Im Winter 2002/2003 wurde Johnny Cash unheilbar krank. Trotzdem hat er weiter gesungen. “It should be a while before I see Dr. Death, so it would sure be nice if I could get my breath. Well, I’m not the crying nor the whining kind, till I hear the whistle of the 309.” (Like the 309/AR V)
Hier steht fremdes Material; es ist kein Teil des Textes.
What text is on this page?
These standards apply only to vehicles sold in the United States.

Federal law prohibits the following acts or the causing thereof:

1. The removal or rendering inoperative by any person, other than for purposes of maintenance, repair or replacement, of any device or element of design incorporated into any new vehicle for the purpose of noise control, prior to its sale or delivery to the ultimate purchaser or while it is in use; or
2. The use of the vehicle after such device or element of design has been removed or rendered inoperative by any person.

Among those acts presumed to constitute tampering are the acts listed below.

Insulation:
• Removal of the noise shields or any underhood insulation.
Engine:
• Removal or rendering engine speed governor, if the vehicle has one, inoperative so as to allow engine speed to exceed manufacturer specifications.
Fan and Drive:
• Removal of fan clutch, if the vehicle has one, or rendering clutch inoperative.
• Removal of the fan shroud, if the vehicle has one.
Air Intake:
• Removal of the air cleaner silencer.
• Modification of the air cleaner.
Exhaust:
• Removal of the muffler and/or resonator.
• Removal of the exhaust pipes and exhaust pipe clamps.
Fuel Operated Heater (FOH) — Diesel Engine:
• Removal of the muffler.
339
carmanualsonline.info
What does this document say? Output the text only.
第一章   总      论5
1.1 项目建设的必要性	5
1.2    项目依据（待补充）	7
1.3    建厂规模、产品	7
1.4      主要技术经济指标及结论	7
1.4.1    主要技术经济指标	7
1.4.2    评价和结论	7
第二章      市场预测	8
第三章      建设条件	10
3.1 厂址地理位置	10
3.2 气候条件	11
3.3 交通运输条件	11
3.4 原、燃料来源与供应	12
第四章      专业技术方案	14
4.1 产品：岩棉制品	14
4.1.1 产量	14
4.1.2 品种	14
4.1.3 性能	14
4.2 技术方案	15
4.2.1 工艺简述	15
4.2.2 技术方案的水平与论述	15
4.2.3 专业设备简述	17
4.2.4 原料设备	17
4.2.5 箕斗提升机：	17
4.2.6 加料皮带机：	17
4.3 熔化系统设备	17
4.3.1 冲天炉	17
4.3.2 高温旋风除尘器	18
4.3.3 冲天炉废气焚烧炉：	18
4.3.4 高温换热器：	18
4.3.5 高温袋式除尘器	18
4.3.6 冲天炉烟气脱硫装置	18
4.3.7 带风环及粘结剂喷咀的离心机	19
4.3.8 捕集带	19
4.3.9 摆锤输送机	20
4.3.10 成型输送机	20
Alle Begleithefte zu den American Recordings sind liebevoll gemacht, mit interessanten Texten und eindrücklichen Fotografien. Aber umgehauen hat mich und nicht wieder losgelassen, was Rick Rubin in “A hundred Highways” (AR V) schreibt, über ein Ritual, das sie hatten - täglich - vier Monate lang, bis zum Tod des Sängers. Rubin hatte von einem Prediger gehört, dessen Krebsleiden durch den täglichen Empfang der Kommunion geheilt war. Als sie das nächste mal zusammen waren, sagte Rubin das zu Cash. Sie sprachen lange miteinander. Rubin: “Ich empfing von ihm meine erste Kommunion.” “Jesus nahm in der Nacht, in der er ausgeliefert wurde, Brot, sagte Dank, brach es und sprach: ‘Das ist mein Leib, der für euch hingegeben wird’.”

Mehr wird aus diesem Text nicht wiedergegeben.